My problem is that I don't know how to use it. I gathered from the different articles that I read that I would attach the positive and negative ends of my battery to the B+ and B- respectively, and then my new output would be P+ and P-. I get no response when I connect my multimeter to P+ and P- while the battery is connected.

Are P+ and P- supposed to act as a new output for the battery, or do I only need to connect the PCB when charging? That explanation that I just said doesn't make any sense since the PCB is also supposed to protect the batteries from discharging too much.

Thank you for taking the time to read this! I'd be nowhere without the help of friendly community forums!

JohnLincoln:
Your link to the protection circuit is wrong, you've duplicated the one for the battery. Could you give us the correct one, please?

Sorry! I have the correct link now.

Your description of how to connect the protection PCB is correct, according to the specs at http://www.batteryspace.com/prod-specs/1249_5.pdf

Did you solder the battery connections?

What is the voltage at B+ and B-? If that is within the correct range (> 2.4 V and < 4.3 V) and the output from P+ and P- is zero, then the PCB may be defective.
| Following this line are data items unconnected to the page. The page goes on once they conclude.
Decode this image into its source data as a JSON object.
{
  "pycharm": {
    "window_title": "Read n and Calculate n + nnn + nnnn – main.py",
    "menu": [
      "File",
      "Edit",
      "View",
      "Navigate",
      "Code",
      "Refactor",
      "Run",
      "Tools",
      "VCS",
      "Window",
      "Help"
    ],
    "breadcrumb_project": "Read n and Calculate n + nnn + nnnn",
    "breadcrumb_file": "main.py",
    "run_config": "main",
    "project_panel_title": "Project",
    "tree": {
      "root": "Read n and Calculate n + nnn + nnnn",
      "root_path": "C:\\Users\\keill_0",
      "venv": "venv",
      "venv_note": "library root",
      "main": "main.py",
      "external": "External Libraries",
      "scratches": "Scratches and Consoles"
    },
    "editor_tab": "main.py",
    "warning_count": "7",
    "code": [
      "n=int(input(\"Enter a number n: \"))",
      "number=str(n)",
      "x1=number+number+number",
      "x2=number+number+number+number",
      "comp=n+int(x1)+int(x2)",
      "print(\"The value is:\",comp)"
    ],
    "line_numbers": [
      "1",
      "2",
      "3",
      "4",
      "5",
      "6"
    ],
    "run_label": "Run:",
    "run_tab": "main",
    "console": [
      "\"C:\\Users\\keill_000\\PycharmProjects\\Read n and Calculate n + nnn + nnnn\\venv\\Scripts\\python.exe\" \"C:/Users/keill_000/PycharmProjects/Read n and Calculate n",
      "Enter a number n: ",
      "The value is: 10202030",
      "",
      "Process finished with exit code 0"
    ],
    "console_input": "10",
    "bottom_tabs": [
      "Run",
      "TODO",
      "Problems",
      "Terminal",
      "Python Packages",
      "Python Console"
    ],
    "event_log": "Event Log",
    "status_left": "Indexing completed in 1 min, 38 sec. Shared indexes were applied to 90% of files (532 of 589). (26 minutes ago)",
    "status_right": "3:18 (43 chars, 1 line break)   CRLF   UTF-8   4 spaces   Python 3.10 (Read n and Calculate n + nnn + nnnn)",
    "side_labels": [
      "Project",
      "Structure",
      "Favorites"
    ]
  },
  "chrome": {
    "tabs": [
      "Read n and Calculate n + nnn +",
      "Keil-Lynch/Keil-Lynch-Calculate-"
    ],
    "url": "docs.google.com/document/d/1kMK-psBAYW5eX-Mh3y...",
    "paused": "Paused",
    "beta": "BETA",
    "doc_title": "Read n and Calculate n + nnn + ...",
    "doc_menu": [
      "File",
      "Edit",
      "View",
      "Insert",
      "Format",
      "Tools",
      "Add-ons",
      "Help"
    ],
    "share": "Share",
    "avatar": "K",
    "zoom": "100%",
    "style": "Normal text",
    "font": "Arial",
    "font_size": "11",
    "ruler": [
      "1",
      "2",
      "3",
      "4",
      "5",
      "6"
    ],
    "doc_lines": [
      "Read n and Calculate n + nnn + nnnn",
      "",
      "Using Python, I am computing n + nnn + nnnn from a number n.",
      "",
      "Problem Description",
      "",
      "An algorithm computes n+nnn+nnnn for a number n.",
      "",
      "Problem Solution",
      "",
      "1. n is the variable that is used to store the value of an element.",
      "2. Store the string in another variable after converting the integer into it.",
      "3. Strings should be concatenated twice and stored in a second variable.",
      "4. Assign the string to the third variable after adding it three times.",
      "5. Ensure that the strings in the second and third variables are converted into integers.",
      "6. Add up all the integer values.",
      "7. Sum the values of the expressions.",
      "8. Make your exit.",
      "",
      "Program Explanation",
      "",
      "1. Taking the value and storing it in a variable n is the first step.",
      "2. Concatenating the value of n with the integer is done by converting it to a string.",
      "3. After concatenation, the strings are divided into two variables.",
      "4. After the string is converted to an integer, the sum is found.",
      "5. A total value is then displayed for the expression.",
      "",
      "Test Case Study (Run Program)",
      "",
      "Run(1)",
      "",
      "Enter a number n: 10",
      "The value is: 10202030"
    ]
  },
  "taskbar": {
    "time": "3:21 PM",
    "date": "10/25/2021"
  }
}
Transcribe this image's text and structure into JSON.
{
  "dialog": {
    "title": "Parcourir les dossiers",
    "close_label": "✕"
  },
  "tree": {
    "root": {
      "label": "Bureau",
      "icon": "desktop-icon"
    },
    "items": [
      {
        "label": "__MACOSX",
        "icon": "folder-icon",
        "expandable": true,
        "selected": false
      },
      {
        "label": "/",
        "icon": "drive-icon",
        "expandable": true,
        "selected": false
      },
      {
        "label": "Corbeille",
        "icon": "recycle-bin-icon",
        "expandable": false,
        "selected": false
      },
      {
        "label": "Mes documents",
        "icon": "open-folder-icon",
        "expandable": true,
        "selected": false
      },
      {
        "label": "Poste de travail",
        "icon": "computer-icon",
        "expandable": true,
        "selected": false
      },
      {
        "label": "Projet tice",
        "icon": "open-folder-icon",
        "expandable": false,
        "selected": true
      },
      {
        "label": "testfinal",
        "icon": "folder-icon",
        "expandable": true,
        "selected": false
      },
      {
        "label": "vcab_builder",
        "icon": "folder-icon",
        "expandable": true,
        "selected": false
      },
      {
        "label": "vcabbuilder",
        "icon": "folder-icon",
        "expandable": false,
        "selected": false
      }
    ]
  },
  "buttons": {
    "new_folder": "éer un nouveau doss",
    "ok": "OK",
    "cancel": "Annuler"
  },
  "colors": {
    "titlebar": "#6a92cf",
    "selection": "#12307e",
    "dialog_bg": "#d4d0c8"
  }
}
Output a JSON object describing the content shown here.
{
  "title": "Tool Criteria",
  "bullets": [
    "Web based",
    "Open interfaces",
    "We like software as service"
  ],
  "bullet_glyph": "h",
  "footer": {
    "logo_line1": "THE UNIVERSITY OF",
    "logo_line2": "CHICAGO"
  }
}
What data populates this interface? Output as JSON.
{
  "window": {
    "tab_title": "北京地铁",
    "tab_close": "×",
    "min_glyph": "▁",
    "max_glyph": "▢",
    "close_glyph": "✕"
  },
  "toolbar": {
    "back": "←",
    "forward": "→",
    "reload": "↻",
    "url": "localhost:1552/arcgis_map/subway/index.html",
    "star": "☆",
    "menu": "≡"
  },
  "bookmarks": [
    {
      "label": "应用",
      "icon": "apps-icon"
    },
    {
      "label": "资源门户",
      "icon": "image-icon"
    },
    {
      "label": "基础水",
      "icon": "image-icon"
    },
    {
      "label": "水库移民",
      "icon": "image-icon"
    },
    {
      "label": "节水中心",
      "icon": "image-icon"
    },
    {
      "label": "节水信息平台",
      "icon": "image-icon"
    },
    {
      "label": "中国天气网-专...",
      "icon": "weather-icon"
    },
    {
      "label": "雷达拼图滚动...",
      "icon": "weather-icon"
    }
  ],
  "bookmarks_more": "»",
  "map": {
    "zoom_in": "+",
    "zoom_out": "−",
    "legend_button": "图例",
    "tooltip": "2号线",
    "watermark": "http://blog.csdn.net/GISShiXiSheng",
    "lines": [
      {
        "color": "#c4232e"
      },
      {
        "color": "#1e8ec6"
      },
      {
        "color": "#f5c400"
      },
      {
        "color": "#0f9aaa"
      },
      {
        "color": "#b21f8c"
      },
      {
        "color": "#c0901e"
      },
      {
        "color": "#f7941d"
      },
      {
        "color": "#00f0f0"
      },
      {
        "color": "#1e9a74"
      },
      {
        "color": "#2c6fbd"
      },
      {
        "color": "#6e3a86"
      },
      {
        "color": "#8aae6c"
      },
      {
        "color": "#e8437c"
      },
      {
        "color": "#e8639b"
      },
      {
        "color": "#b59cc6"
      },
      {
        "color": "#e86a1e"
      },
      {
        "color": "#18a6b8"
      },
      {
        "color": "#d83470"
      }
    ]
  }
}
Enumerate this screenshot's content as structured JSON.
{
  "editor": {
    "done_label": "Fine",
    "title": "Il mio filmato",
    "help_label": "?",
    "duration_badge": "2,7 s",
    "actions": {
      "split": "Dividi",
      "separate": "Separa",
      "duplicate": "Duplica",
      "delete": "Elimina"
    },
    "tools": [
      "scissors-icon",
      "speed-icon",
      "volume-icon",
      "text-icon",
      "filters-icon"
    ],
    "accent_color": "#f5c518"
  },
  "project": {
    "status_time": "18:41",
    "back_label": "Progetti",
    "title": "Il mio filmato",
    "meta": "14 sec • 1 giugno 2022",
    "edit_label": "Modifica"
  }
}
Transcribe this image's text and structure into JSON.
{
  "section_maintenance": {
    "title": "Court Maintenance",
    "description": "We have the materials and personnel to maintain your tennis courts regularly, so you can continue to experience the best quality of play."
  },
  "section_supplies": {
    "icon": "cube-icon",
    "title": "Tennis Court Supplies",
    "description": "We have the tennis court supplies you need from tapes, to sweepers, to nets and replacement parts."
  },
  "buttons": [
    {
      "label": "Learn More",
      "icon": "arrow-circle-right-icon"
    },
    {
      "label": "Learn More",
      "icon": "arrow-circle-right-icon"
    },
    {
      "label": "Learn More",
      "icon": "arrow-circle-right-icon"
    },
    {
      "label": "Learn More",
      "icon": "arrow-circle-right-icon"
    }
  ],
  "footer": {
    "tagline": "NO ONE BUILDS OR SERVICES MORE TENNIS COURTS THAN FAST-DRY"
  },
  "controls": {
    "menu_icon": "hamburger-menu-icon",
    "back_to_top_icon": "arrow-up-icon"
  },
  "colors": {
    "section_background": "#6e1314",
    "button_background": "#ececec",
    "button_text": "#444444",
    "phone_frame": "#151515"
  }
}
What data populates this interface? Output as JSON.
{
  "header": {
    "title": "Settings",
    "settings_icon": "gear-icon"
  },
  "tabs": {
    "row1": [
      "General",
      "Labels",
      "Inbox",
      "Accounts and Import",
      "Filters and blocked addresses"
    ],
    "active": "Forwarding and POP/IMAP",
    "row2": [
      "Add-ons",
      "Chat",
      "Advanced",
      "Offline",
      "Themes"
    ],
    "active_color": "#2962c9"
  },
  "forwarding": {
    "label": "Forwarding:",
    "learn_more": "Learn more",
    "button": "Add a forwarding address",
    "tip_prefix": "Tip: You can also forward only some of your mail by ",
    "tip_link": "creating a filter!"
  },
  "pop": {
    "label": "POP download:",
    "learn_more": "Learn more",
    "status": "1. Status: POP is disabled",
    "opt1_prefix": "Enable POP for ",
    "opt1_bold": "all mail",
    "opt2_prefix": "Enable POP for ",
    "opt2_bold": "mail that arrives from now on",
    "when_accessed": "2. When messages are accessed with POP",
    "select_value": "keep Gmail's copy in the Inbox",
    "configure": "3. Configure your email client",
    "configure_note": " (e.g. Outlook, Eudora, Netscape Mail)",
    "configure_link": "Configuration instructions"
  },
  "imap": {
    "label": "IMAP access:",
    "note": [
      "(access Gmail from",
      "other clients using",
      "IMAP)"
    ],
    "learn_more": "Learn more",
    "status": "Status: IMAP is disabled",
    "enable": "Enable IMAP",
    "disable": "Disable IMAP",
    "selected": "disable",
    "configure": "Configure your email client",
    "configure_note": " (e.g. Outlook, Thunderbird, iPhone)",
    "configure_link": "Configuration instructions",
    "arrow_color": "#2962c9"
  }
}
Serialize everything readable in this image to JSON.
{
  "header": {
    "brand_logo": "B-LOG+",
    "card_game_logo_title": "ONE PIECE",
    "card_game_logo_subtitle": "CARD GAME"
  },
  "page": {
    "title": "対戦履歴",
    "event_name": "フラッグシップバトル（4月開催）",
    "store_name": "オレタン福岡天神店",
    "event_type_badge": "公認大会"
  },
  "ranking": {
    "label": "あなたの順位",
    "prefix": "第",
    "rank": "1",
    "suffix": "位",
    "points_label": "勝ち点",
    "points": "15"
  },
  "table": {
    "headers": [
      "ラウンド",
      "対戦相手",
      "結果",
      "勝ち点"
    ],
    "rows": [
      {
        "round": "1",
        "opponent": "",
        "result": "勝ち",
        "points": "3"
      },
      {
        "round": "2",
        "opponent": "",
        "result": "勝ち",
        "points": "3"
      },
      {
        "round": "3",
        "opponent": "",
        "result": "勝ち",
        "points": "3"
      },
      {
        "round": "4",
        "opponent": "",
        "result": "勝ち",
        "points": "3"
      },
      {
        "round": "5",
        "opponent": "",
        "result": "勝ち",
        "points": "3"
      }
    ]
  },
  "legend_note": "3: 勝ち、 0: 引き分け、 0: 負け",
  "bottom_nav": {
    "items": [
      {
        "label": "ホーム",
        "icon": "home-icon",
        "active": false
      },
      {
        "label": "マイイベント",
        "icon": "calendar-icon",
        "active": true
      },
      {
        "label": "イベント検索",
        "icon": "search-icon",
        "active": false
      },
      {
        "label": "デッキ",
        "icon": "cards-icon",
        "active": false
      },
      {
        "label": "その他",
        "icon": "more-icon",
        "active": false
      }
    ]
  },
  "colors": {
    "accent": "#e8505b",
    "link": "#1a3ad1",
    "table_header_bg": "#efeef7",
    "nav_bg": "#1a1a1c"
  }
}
Almost all Protection boards i have seen, defaults to be in "protected" state when the cell is connected. You need to connect a charge voltage on the P-terminals to "wake" it up. Around 4 volts that is.

// Per.

Zapro:
Almost all Protection boards i have seen, defaults to be in "protected" state when the cell is connected. You need to ceccect a charge voltage on the P-terminals to "wake" it up. Around 4 volts that is.

// Per.

Thanks for all of the suggestions! Zapro's was the one that work though.